Clinical Reflections
My relationship with my preceptor is largely amazing. During the time I have worked with her, we have developed good working relations. In addition to offering me tips on how to further enhance my performance, she has been particularly instrumental towards ensuring that I familiarize myself with various diagnoses and drug actions.
I could say that at present, I am fulfilling my clinical goals. This is more so the case given that over time, I have been able to closely interact with numerous patients, perform intake interviews, and conduct physical examinations. There are, however, many opportunities for further improvement.
Most of my interactions with patients are pleasant and engaging. This is more so the case given that the majority of those I interact with are largely healthy persons who have no debilitating conditions.

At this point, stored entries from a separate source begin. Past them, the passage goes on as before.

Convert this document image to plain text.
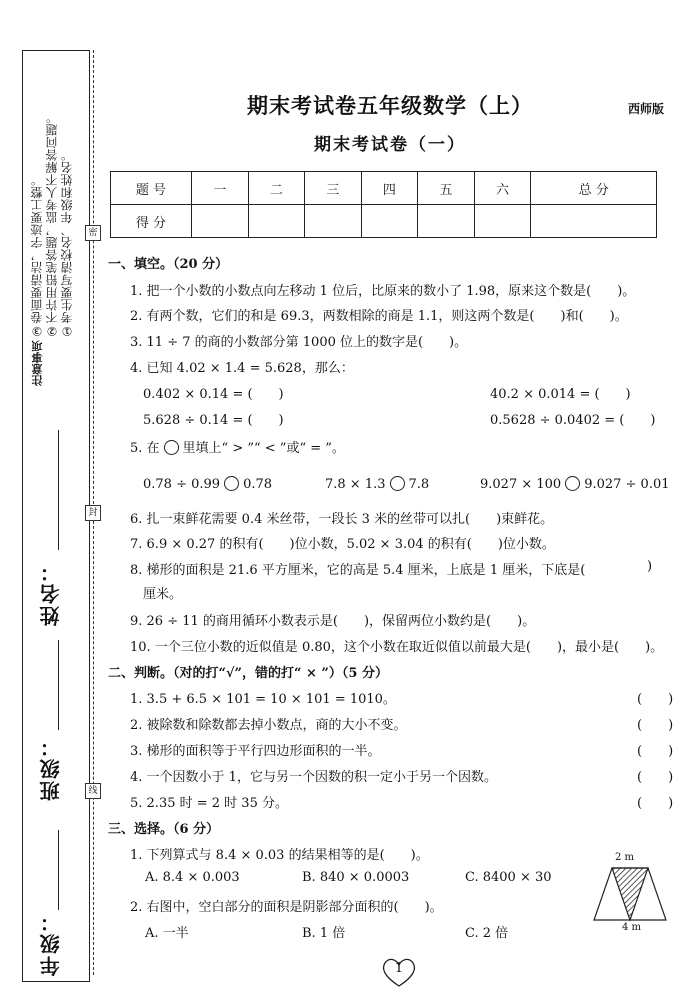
③卷面要清洁，字迹要工整。 ②不许用铅笔答题，监考人不解答问题。 ①考生要写清校名、年级和姓名。
注意事项
年级：
班级：
姓名：
密
封
线
期末考试卷五年级数学（上）	西师版
期末考试卷（一）
题 号	一	二	三	四	五	六	总 分
得 分							
一、填空。（20 分）
1. 把一个小数的小数点向左移动 1 位后，比原来的数小了 1.98，原来这个数是(　　)。
2. 有两个数，它们的和是 69.3，两数相除的商是 1.1，则这两个数是(　　)和(　　)。
3. 11 ÷ 7 的商的小数部分第 1000 位上的数字是(　　)。
4. 已知 4.02 × 1.4 = 5.628，那么：
0.402 × 0.14 = (　　)	40.2 × 0.014 = (　　)
5.628 ÷ 0.14 = (　　)	0.5628 ÷ 0.0402 = (　　)
5. 在 里填上“ > ”“ < ”或“ = ”。
0.78 ÷ 0.99 0.78	7.8 × 1.3 7.8	9.027 × 100 9.027 ÷ 0.01
6. 扎一束鲜花需要 0.4 米丝带，一段长 3 米的丝带可以扎(　　)束鲜花。
7. 6.9 × 0.27 的积有(　　)位小数，5.02 × 3.04 的积有(　　)位小数。
8. 梯形的面积是 21.6 平方厘米，它的高是 5.4 厘米，上底是 1 厘米，下底是(	)
厘米。
9. 26 ÷ 11 的商用循环小数表示是(　　)，保留两位小数约是(　　)。
10. 一个三位小数的近似值是 0.80，这个小数在取近似值以前最大是(　　)，最小是(　　)。
二、判断。（对的打“√”，错的打“ × ”）（5 分）
1. 3.5 + 6.5 × 101 = 10 × 101 = 1010。	(　　)
2. 被除数和除数都去掉小数点，商的大小不变。	(　　)
3. 梯形的面积等于平行四边形面积的一半。	(　　)
4. 一个因数小于 1，它与另一个因数的积一定小于另一个因数。	(　　)
5. 2.35 时 = 2 时 35 分。	(　　)
三、选择。（6 分）
1. 下列算式与 8.4 × 0.03 的结果相等的是(　　)。
A. 8.4 × 0.003	B. 840 × 0.0003	C. 8400 × 30
2. 右图中，空白部分的面积是阴影部分面积的(　　)。
A. 一半	B. 1 倍	C. 2 倍
2 m
4 m
1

It should also be noted that staff is in this case friendly and supportive.
Certainly, my preceptor fulfills all my expectations with regard to the qualities and characteristics of an ideal clinical preceptor. In addition to being supportive, she is also approachable, and practical. To illustrate her supportive and practical nature, there was a time I took too much time with a patient during the intake/interview. The patient was in this case overly detail-oriented, and I found myself unable to interrupt her so as to bring the interview back on course. My preceptor encouraged me to concurrently run both the physical examination and a review of the system – effectively speeding up this particular intake process.
There are a number of factors that, from time to time, presented a barrier to my role as NP. One of the more prominent ones is my inability to bring patients back on course once they deviated from the substance of the interview. As long as a person is talking, I find it hard (and rude) to interject even when it is clear that the interview has deviated from its course. This routinely eats into the time of other assigned activities.
Some of my strengths include the ability to make the patient feel at ease and thereby establish good rapport. Time management during interviews, on the other hand, remains one of my greatest weaknesses. I intend to rein in this weakness by practicing appropriate interjection techniques that would not offend a patient when used to get the interview back on course.